Daniel Gwynn Blog Update
Date: 4/12/16
Subject: "The Pain Of The Day"

I haven't felt like writing much these past few weeks, or maybe it has been a bit longer. I've been so angry, frustrated & disappointed these days that i was afraid to speak and say the wrong thing. We've all said things in the heat of the moment that we've regretted the next day. so instead of making that mistake, I've remained silent.
I'm still angry because my days are still filled with the non-sense of my conviction & incarceration. Everyday I wake up to the absurdity of how I got here, and the uncertainty of whether I'll survive this. In some respects, it's pretty much the same as out there, but with the exception of the right to choose. I have no choice in the dictation of the day, and I almost went to the "Hole" a couple of time because of it. I don't like being told what to do or accused of any wrong doing if I've done nothing wrong. I've been accused of being disrespectful to an officer when I've spoken my mind in defense of their accusations, and even when I've remained silent. I'm a grown man and not some child that needs handling or admonishing for some despotic misconception. I do tend to get a little "excited" or "passionate" in my knee-jerk my head own, but they still find fault in my conduct. I cant win no matter what i do.

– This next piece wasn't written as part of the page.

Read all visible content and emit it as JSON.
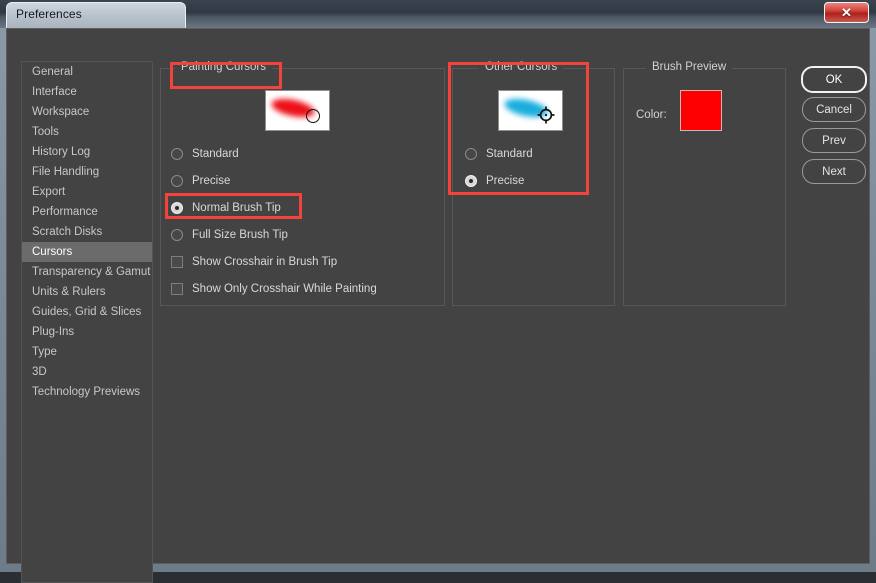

Upon reflection, I don't think they were trying to needle me--not to say that they don't. But I've been feeling very unsettled lately when being questioned or dictated to by anyone. I think that the knowledge of knowing that I don't belong here has made me very sensitive to criticism. Time is just ticking away while i rot in here. It feels like no one cares that i am an innocent man unjustly facing a sentence of death. I could die from this incarceration, or by the malevolent hands of the State. I don't know what more I can do to get out of this mess. There's only so much I can leave up to God, because God helps those who help themselves. I know I shouldn't let the bad element get to me, but it does.